Menundukan nafsu
-(Senin, 4 Agustus 2025)-
Dalam sebuah film berjudul Southpaw (2015), kisah tragis seorang petinju bernama Billy Hope menggambarkan betapa rapuhnya hidup ketika nafsu dan ego tidak dikendalikan. Billy adalah seorang juara tinju dunia yang dikenal dengan gaya bertarungnya yang agresif dan emosional. Di balik sorotan gemerlap ring tinju, ia adalah seorang suami dan ayah yang sangat mencintai keluarganya.
Namun, suatu hari, dalam sebuah acara publik, seorang petinju muda yang sombong memprovokasi Billy dengan menghina istri dan anaknya. Tak mampu menahan amarah dan harga dirinya yang terusik, Billy terprovokasi dan mencoba menghajarnya meskipun sang istri sudah memintanya untuk menahan diri. Keributan pun tak terelakkan. Dalam kekacauan itu, salah seorang pengawal lawannya membawa senjata api dan tanpa sengaja menembak sang istri, hingga tewas di tempat.
Kejadian tersebut menjadi titik balik yang menghancurkan hidup Billy. Ia larut dalam kesedihan dan mulai hidup dalam mabuk-mabukan. Tak hanya kehilangan orang yang paling ia cintai, tetapi ia juga kehilangan kendali atas dirinya sendiri. Perlahan, kariernya hancur, kekayaannya habis, dan yang paling menyakitkan, ia kehilangan hak asuh atas anak semata wayangnya.
Kisah Billy Hope bukan hanya fiksi.

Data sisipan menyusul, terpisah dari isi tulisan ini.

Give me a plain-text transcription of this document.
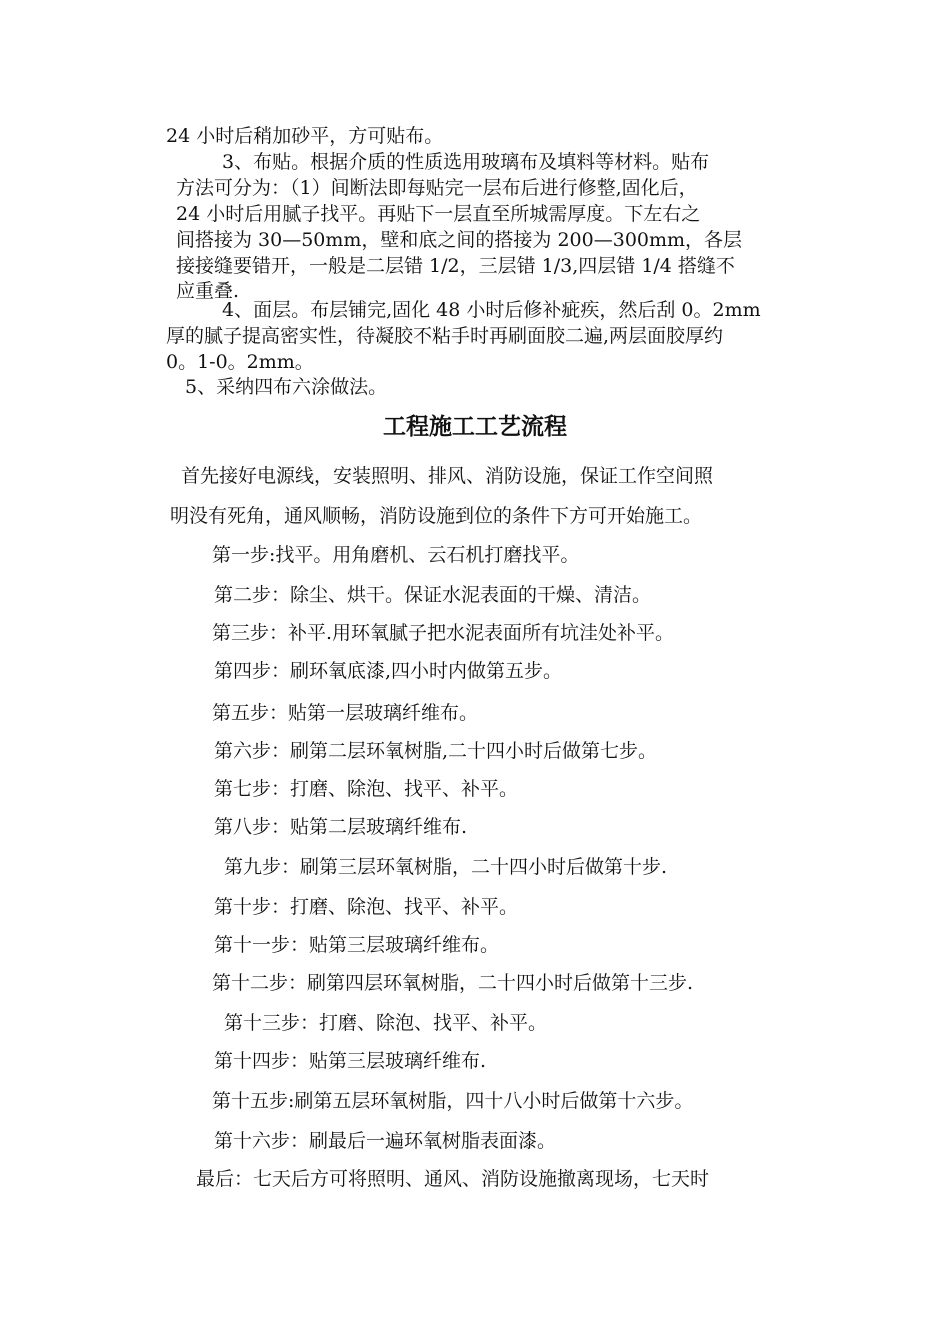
24 小时后稍加砂平，方可贴布。
3、布贴。根据介质的性质选用玻璃布及填料等材料。贴布
方法可分为：（1）间断法即每贴完一层布后进行修整,固化后，
24 小时后用腻子找平。再贴下一层直至所城需厚度。下左右之
间搭接为 30—50mm，壁和底之间的搭接为 200—300mm，各层
接接缝要错开，一般是二层错 1/2，三层错 1/3,四层错 1/4 搭缝不
应重叠.
4、面层。布层铺完,固化 48 小时后修补疵疾，然后刮 0。2mm
厚的腻子提高密实性，待凝胶不粘手时再刷面胶二遍,两层面胶厚约
0。1-0。2mm。
5、采纳四布六涂做法。
工程施工工艺流程
首先接好电源线，安装照明、排风、消防设施，保证工作空间照
明没有死角，通风顺畅，消防设施到位的条件下方可开始施工。
第一步:找平。用角磨机、云石机打磨找平。
第二步：除尘、烘干。保证水泥表面的干燥、清洁。
第三步：补平.用环氧腻子把水泥表面所有坑洼处补平。
第四步：刷环氧底漆,四小时内做第五步。
第五步：贴第一层玻璃纤维布。
第六步：刷第二层环氧树脂,二十四小时后做第七步。
第七步：打磨、除泡、找平、补平。
第八步：贴第二层玻璃纤维布.
第九步：刷第三层环氧树脂，二十四小时后做第十步.
第十步：打磨、除泡、找平、补平。
第十一步：贴第三层玻璃纤维布。
第十二步：刷第四层环氧树脂，二十四小时后做第十三步.
第十三步：打磨、除泡、找平、补平。
第十四步：贴第三层玻璃纤维布.
第十五步:刷第五层环氧树脂，四十八小时后做第十六步。
第十六步：刷最后一遍环氧树脂表面漆。
最后：七天后方可将照明、通风、消防设施撤离现场，七天时
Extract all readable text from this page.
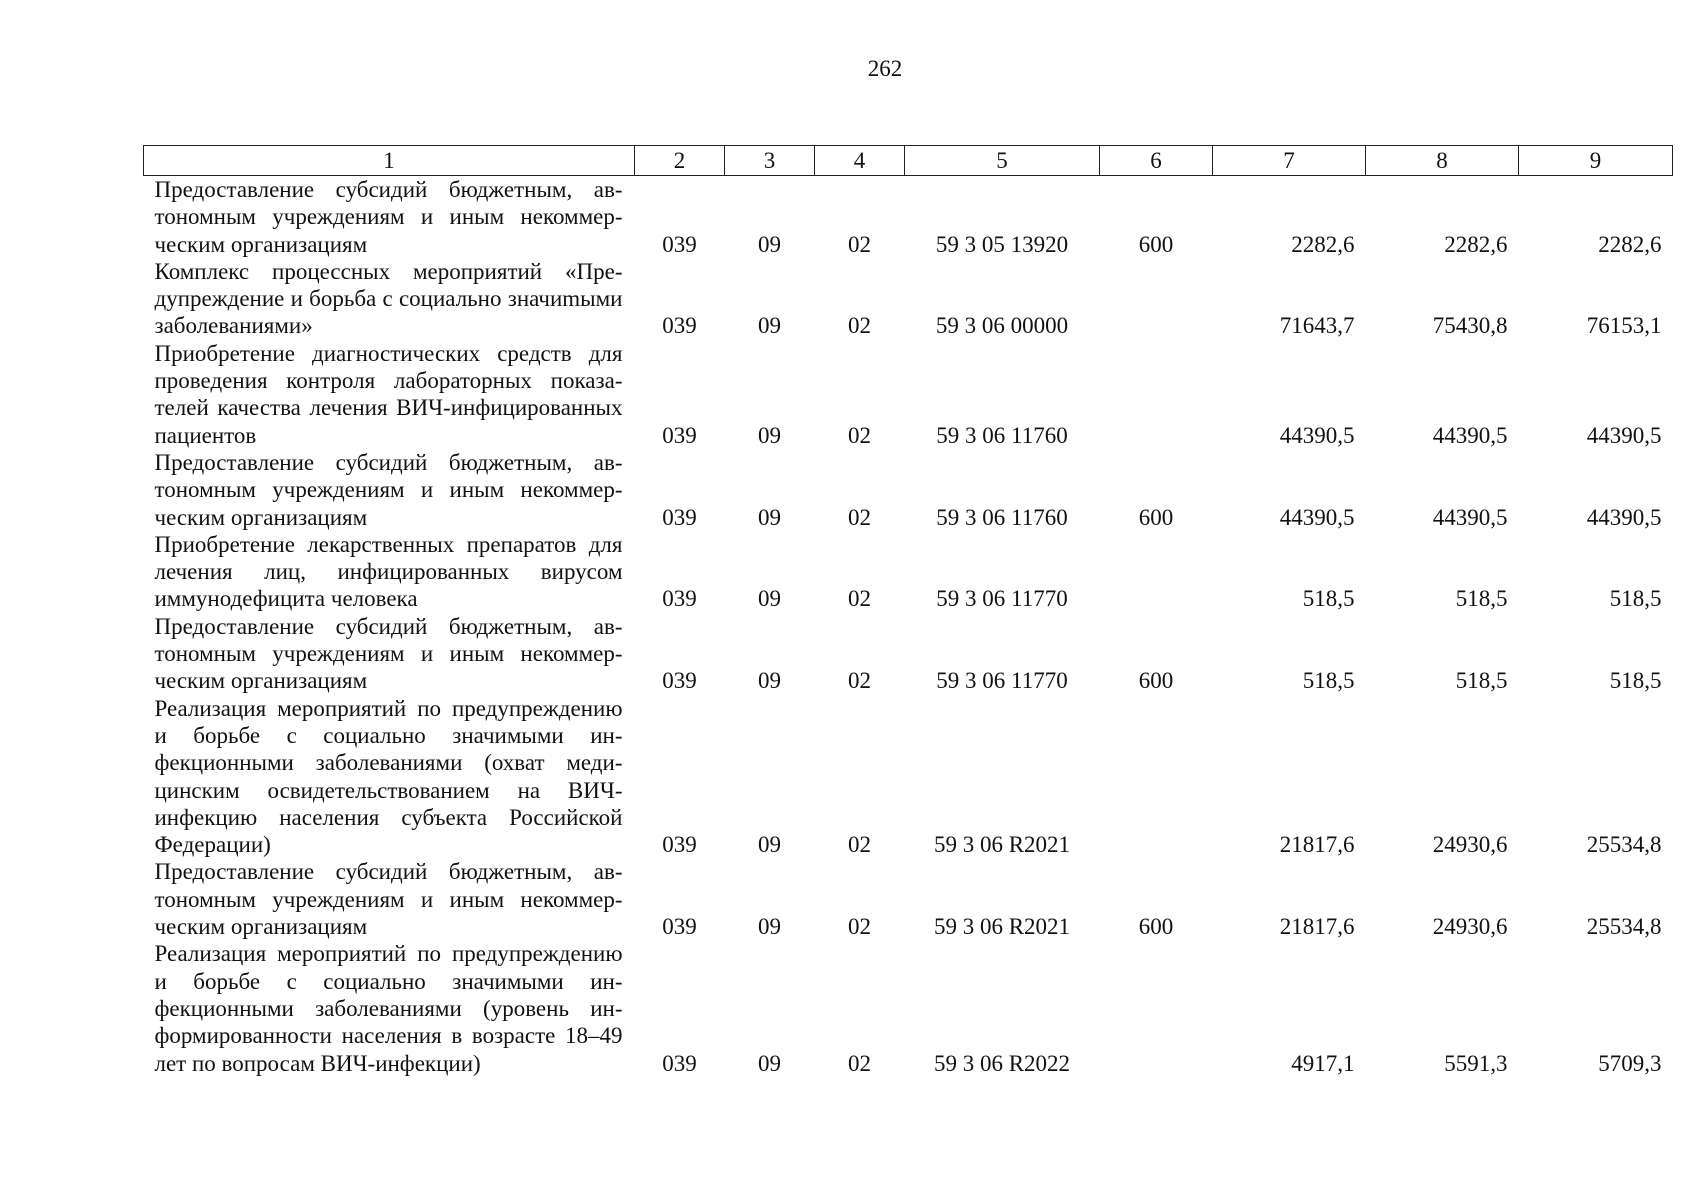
262
1	2	3	4	5	6	7	8	9
Предоставление субсидий бюджетным, автономным учреждениям и иным некоммерческим организациям	039	09	02	59 3 05 13920	600	2282,6	2282,6	2282,6
Комплекс процессных мероприятий «Предупреждение и борьба с социально значиmыми заболеваниями»	039	09	02	59 3 06 00000		71643,7	75430,8	76153,1
Приобретение диагностических средств для проведения контроля лабораторных показателей качества лечения ВИЧ-инфицированных пациентов	039	09	02	59 3 06 11760		44390,5	44390,5	44390,5
Предоставление субсидий бюджетным, автономным учреждениям и иным некоммерческим организациям	039	09	02	59 3 06 11760	600	44390,5	44390,5	44390,5
Приобретение лекарственных препаратов для лечения лиц, инфицированных вирусом иммунодефицита человека	039	09	02	59 3 06 11770		518,5	518,5	518,5
Предоставление субсидий бюджетным, автономным учреждениям и иным некоммерческим организациям	039	09	02	59 3 06 11770	600	518,5	518,5	518,5
Реализация мероприятий по предупреждению и борьбе с социально значимыми инфекционными заболеваниями (охват медицинским освидетельствованием на ВИЧ-инфекцию населения субъекта Российской Федерации)	039	09	02	59 3 06 R2021		21817,6	24930,6	25534,8
Предоставление субсидий бюджетным, автономным учреждениям и иным некоммерческим организациям	039	09	02	59 3 06 R2021	600	21817,6	24930,6	25534,8
Реализация мероприятий по предупреждению и борьбе с социально значимыми инфекционными заболеваниями (уровень информированности населения в возрасте 18–49 лет по вопросам ВИЧ-инфекции)	039	09	02	59 3 06 R2022		4917,1	5591,3	5709,3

Banyak kisah nyata menunjukkan bagaimana tragedi kehidupan seringkali dipicu oleh ketidakmampuan manusia dalam mengendalikan amarah, ego, dan hawa nafsu. Manusia yang menyerah pada dorongan emosionalnya akan mudah tergelincir ke dalam kehancuran, baik secara pribadi, sosial, maupun spiritual.
Hal ini sejatinya telah dijelaskan dalam literatur-literatur keislaman klasik. Salah satunya dalam kitab Durratun Nasihin, yang menggambarkan sebuah dialog mendalam antara Allah SWT dengan dua makhluk-Nya: Akal dan Nafsu.
Allah SWT bertanya kepada Akal:
“Siapa kamu?”
Akal menjawab: “Aku adalah makhluk-Mu.”
Allah bertanya lagi:
“Siapa Aku?”
Akal menjawab: “Engkau adalah Tuhanku.”
Dialog ini menunjukkan bahwa akal adalah makhluk yang secara fitrah mengenal dan tunduk kepada Allah. Akal menjadi alat utama bagi manusia untuk memahami kebenaran, membedakan baik dan buruk, serta membimbing jiwa menuju keselamatan.
Namun, ketika Allah SWT bertanya kepada Nafsu:
“Siapa kamu?”
Nafsu menjawab: “Aku adalah aku, dan Engkau adalah Engkau.”
Artinya, nafsu adalah makhluk yang keras kepala dan enggan tunduk kepada kehendak Ilahi. Maka Allah menyiksanya selama 100 tahun di neraka. Tapi ketika ditanya kembali, jawabannya tetap sama. Nafsu tetap tidak berubah.
Lalu Allah menyiksanya lagi selama 100 tahun dengan kelaparan. Setelah itu, barulah Nafsu menjawab:
“Aku adalah makhluk-Mu yang hina, dan Engkau adalah Tuhanku Yang Maha Mulia.”
Dialog ini sarat makna. Ia mengajarkan bahwa nafsu tidak akan tunduk kecuali melalui proses pendidikan dan penyucian jiwa (tazkiyatun nafs), salah satunya dengan kelaparan atau puasa. Inilah sebabnya puasa disebut sebagai ibadah yang paling efektif dalam menundukkan hawa nafsu. Melalui puasa, manusia belajar menahan diri, mengendalikan keinginan, dan menyeimbangkan antara akal dan nafsu.
Maka, tragedi dalam film Southpaw atau kisah nyata lain semestinya menjadi cermin reflektif bagi kita semua: betapa pentingnya mendidik jiwa, menjaga akal tetap sehat, dan menundukkan nafsu yang liar. Karena sedikit saja kita lengah, nafsu bisa menjadi awal dari kehancuran hidup.
Sebaliknya, ketika akal kita menjadi pemimpin dan nafsu ditundukkan, maka kedamaian, keselamatan, dan kemuliaan akan mengiringi langkah hidup kita.